The following section contains a non-exhaustive list of performance indexes used to measure the performance of the device:
- Top-5 Accuracy: Measures the frequency of the correct class appearing within the top 5 predictions of the device.
- AUC (Area Under the Curve): Indicates the device's ability to differentiate between categories.
- MAE (Mean Absolute Error): The average absolute difference between predicted and actual severity levels.
- RMAE (Root Mean Absolute Error): The square root of MAE, showing error magnitude in severity units.
- Precision: Proportion of correct positive classes among all positive identifications by the device.
- Accuracy: Overall rate of correct identification for both positive and negative classes.

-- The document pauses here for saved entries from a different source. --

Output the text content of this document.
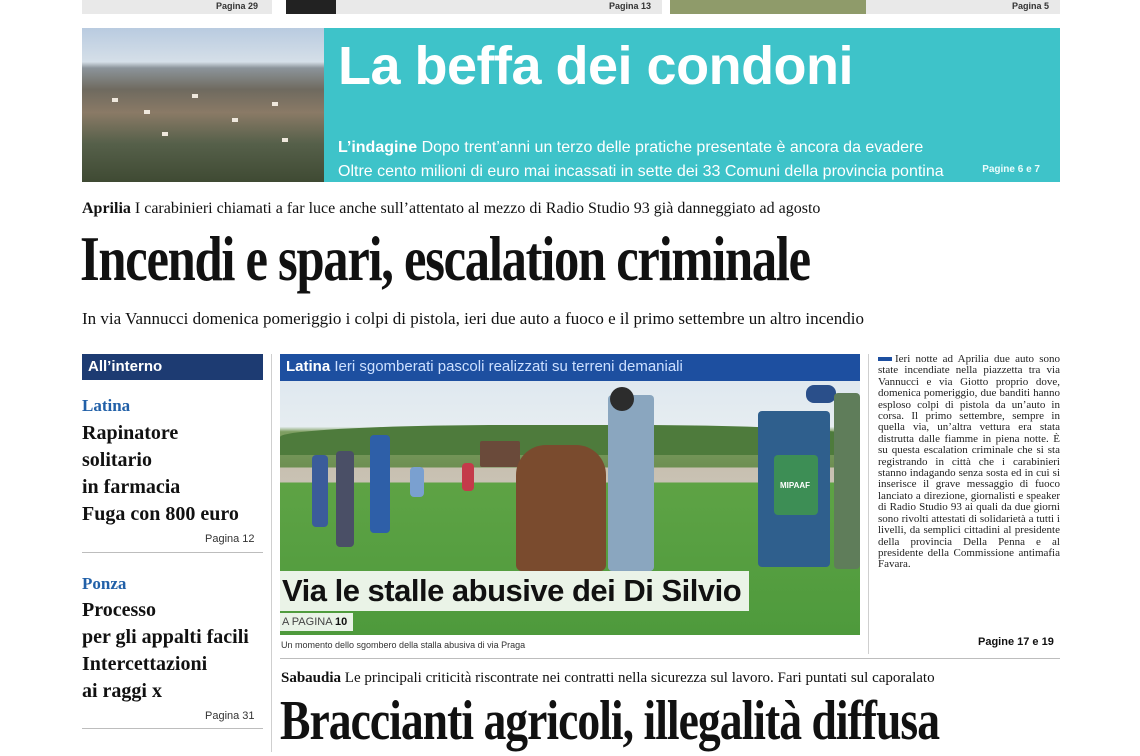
Pagina 29	Pagina 13	Pagina 5
La beffa dei condoni
L’indagine Dopo trent’anni un terzo delle pratiche presentate è ancora da evadere
Oltre cento milioni di euro mai incassati in sette dei 33 Comuni della provincia pontina	Pagine 6 e 7
Aprilia I carabinieri chiamati a far luce anche sull’attentato al mezzo di Radio Studio 93 già danneggiato ad agosto
Incendi e spari, escalation criminale
In via Vannucci domenica pomeriggio i colpi di pistola, ieri due auto a fuoco e il primo settembre un altro incendio
All’interno
Latina
Rapinatore
solitario
in farmacia
Fuga con 800 euro
Pagina 12
Ponza
Processo
per gli appalti facili
Intercettazioni
ai raggi x
Pagina 31
Latina Ieri sgomberati pascoli realizzati su terreni demaniali
MIPAAF
Via le stalle abusive dei Di Silvio
A PAGINA 10
Un momento dello sgombero della stalla abusiva di via Praga
Ieri notte ad Aprilia due auto sono state incendiate nella piazzetta tra via Vannucci e via Giotto proprio dove, domenica pomeriggio, due banditi hanno esploso colpi di pistola da un’auto in corsa. Il primo settembre, sempre in quella via, un’altra vettura era stata distrutta dalle fiamme in piena notte. È su questa escalation criminale che si sta registrando in città che i carabinieri stanno indagando senza sosta ed in cui si inserisce il grave messaggio di fuoco lanciato a direzione, giornalisti e speaker di Radio Studio 93 ai quali da due giorni sono rivolti attestati di solidarietà a tutti i livelli, da semplici cittadini al presidente della provincia Della Penna e al presidente della Commissione antimafia Favara.
Pagine 17 e 19
Sabaudia Le principali criticità riscontrate nei contratti nella sicurezza sul lavoro. Fari puntati sul caporalato
Braccianti agricoli, illegalità diffusa
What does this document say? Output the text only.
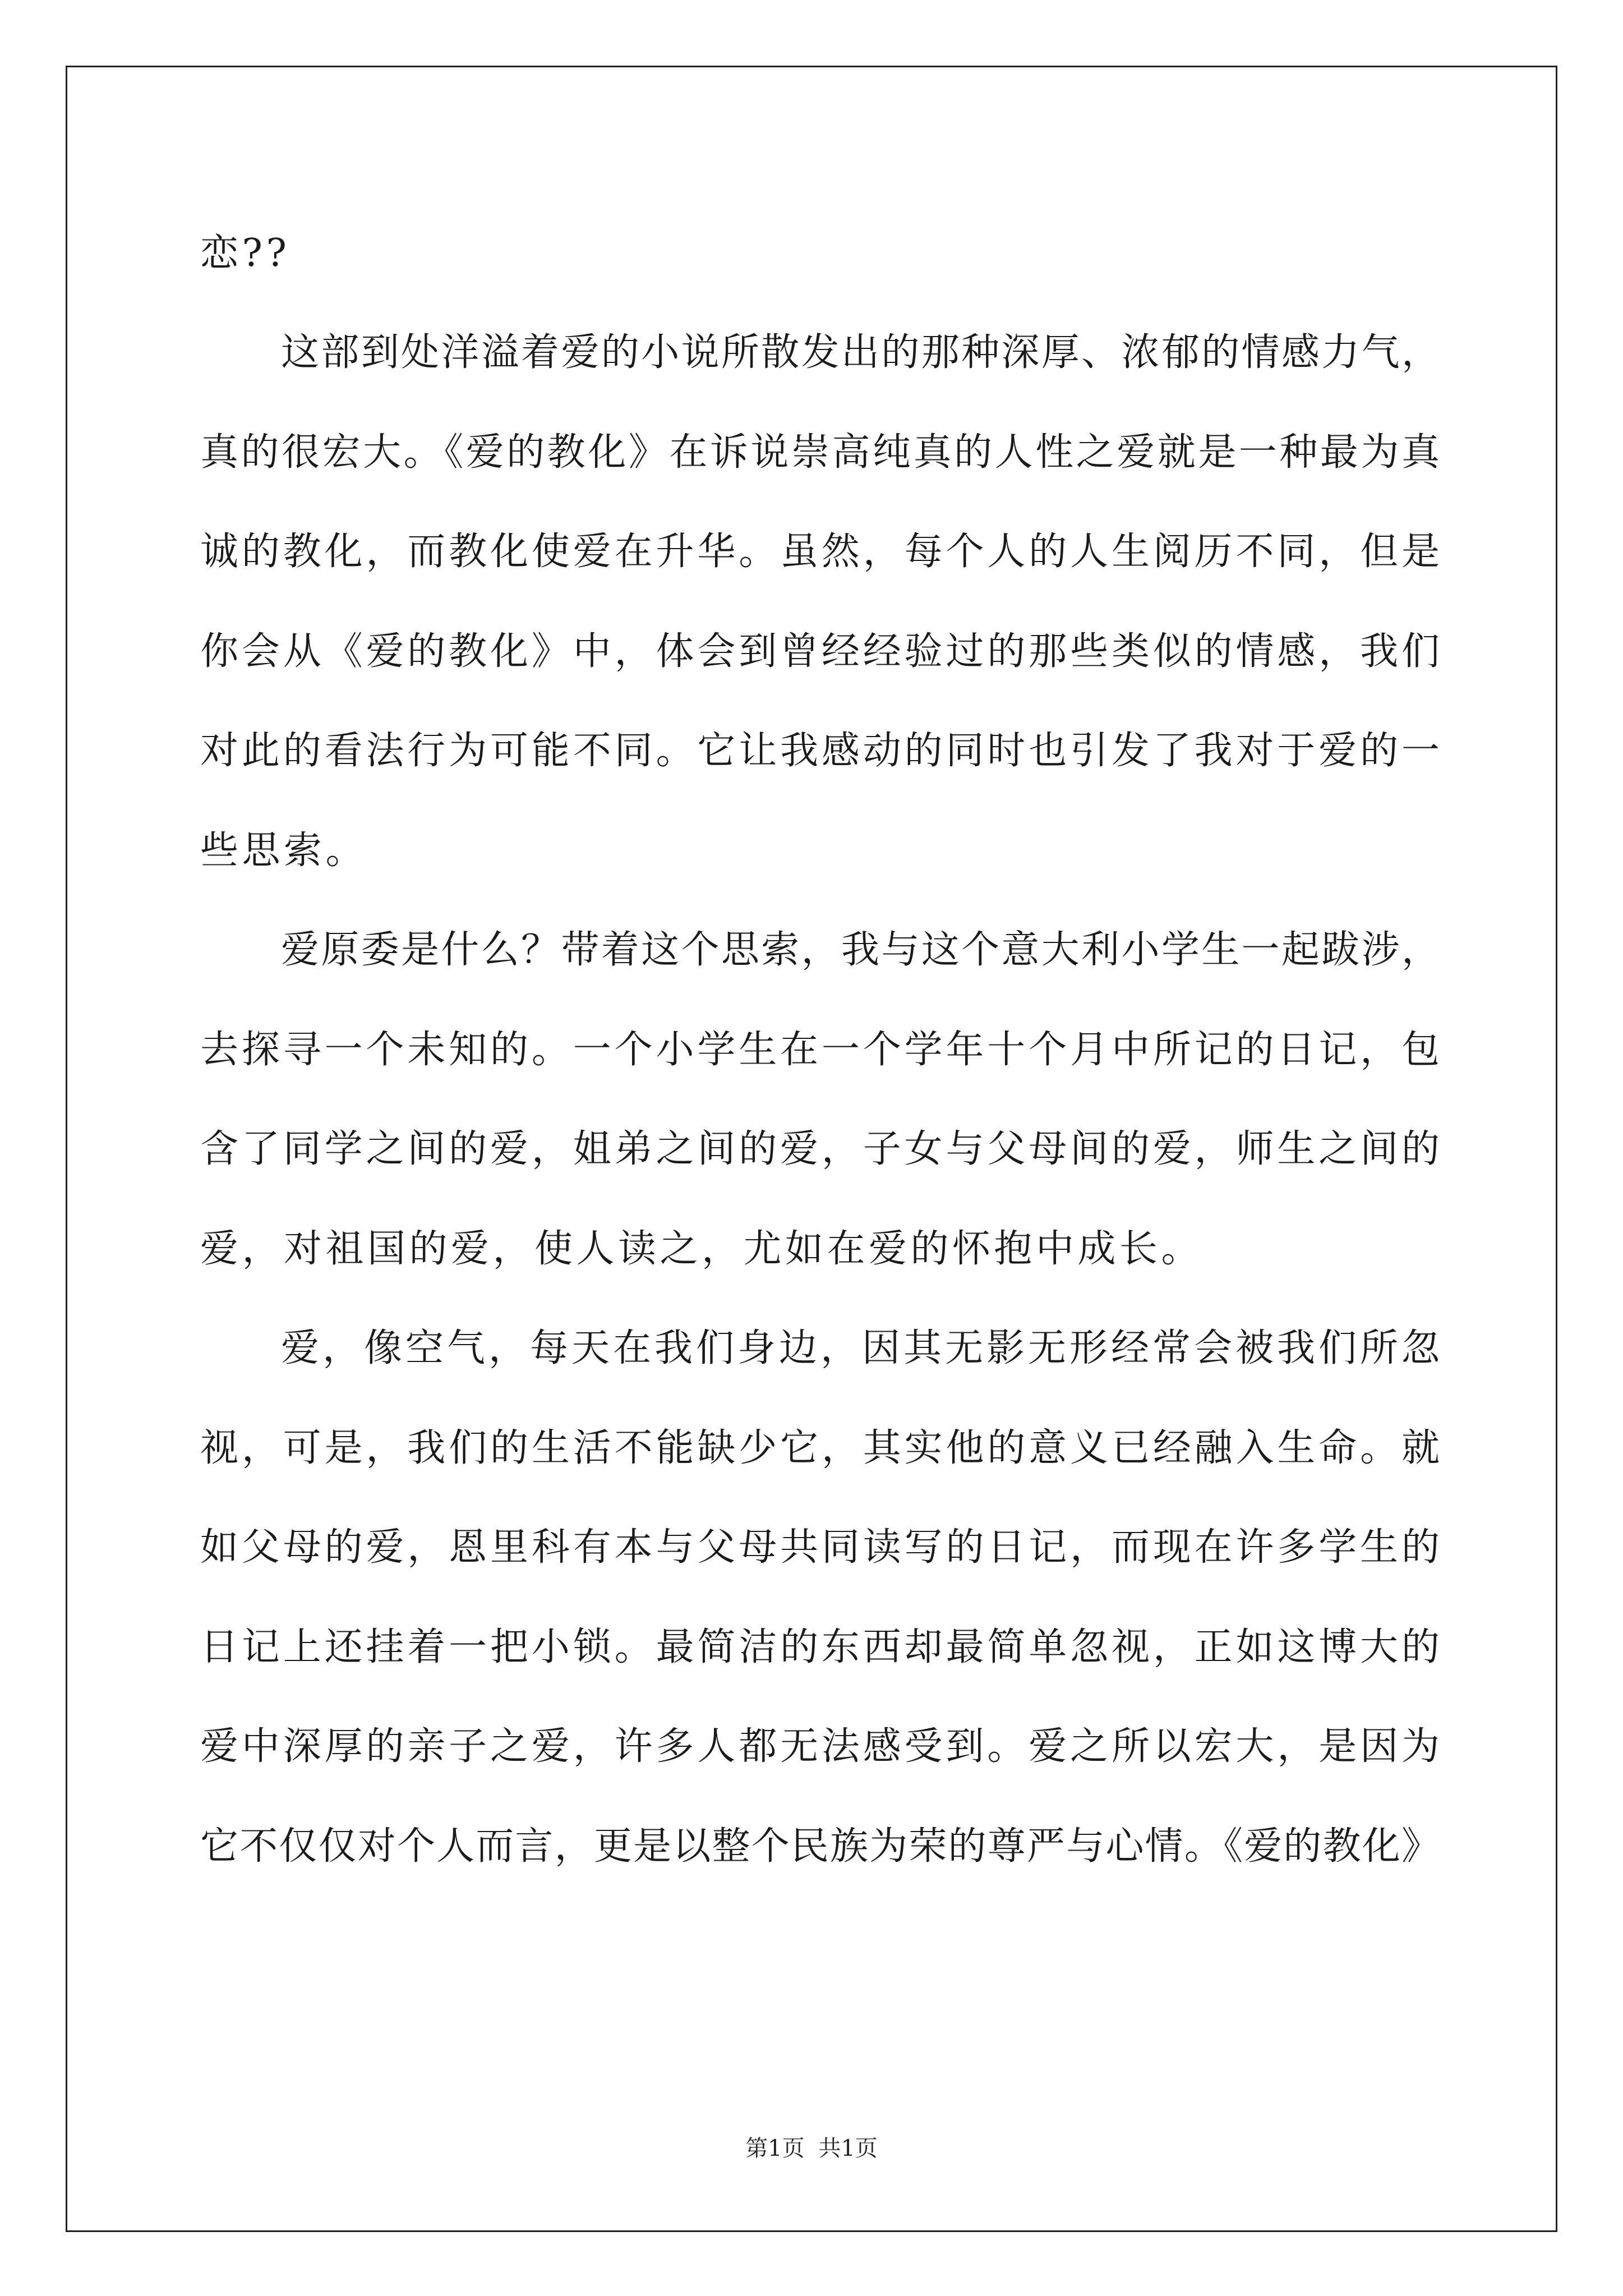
恋??
这部到处洋溢着爱的小说所散发出的那种深厚、浓郁的情感力气，
真的很宏大。《爱的教化》在诉说崇高纯真的人性之爱就是一种最为真
诚的教化，而教化使爱在升华。虽然，每个人的人生阅历不同，但是
你会从《爱的教化》中，体会到曾经经验过的那些类似的情感，我们
对此的看法行为可能不同。它让我感动的同时也引发了我对于爱的一
些思索。
爱原委是什么？带着这个思索，我与这个意大利小学生一起跋涉，
去探寻一个未知的。一个小学生在一个学年十个月中所记的日记，包
含了同学之间的爱，姐弟之间的爱，子女与父母间的爱，师生之间的
爱，对祖国的爱，使人读之，尤如在爱的怀抱中成长。
爱，像空气，每天在我们身边，因其无影无形经常会被我们所忽
视，可是，我们的生活不能缺少它，其实他的意义已经融入生命。就
如父母的爱，恩里科有本与父母共同读写的日记，而现在许多学生的
日记上还挂着一把小锁。最简洁的东西却最简单忽视，正如这博大的
爱中深厚的亲子之爱，许多人都无法感受到。爱之所以宏大，是因为
它不仅仅对个人而言，更是以整个民族为荣的尊严与心情。《爱的教化》
第1页 共1页
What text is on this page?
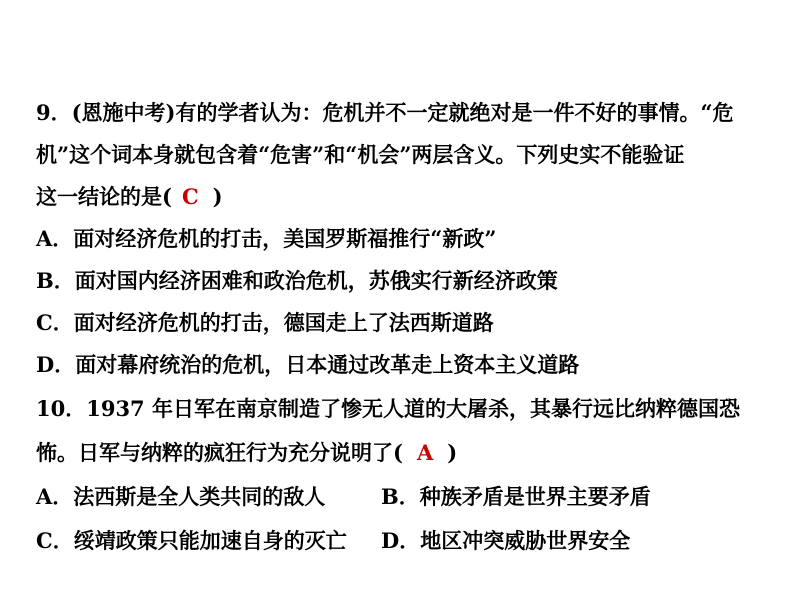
9．(恩施中考)有的学者认为：危机并不一定就绝对是一件不好的事情。“危
机”这个词本身就包含着“危害”和“机会”两层含义。下列史实不能验证
这一结论的是( C )
A．面对经济危机的打击，美国罗斯福推行“新政”
B．面对国内经济困难和政治危机，苏俄实行新经济政策
C．面对经济危机的打击，德国走上了法西斯道路
D．面对幕府统治的危机，日本通过改革走上资本主义道路
10．1937 年日军在南京制造了惨无人道的大屠杀，其暴行远比纳粹德国恐
怖。日军与纳粹的疯狂行为充分说明了( A )
A．法西斯是全人类共同的敌人	B．种族矛盾是世界主要矛盾
C．绥靖政策只能加速自身的灭亡 D．地区冲突威胁世界安全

- Sensitivity: Device's proficiency in identifying positive cases accurately.
- IoU (Intersection over Union): Used in image segmentation; measures the overlap between prediction and actual segmentation.
- Cohen's Kappa: Assesses agreement between predicted and actual diagnoses, adjusting for chance.
- Recall: Device's ability to identify all relevant cases of a specific class.
- BAC (Balanced Accuracy): Average of true positive and true negative identification proportions.
- Correlation: Strength and direction of the relationship between predicted and actual severity scores.
- TPR (True Positive Rate): Rate at which the device correctly identifies true positive cases.
- 1 Day Ahead Accuracy: Evaluates the precision of predictions for the following day.
- 7 Days Ahead Accuracy: Measures prediction accuracy for a seven-day timeframe.
Keep in mind that the device perform very different tasks. For instance, in the task of Image Quality Assurance, the relevant metrics are Pearson correlation
, Spearman correlation
and Balanced accuracy
. However, in the quantification, count and measure of extent of the clinical signs the relevant metrics may be AUC
, RMAE
and IoU
, among others, depending on the clinical signs. This is explained in the publications listed above.
As such, it is impractical and not helpful to try to provide an exhaustive list of all the performance metrics for each processor. Instead, we advise you to review our previously mentioned publications, which explain in high detail and transparency the performance.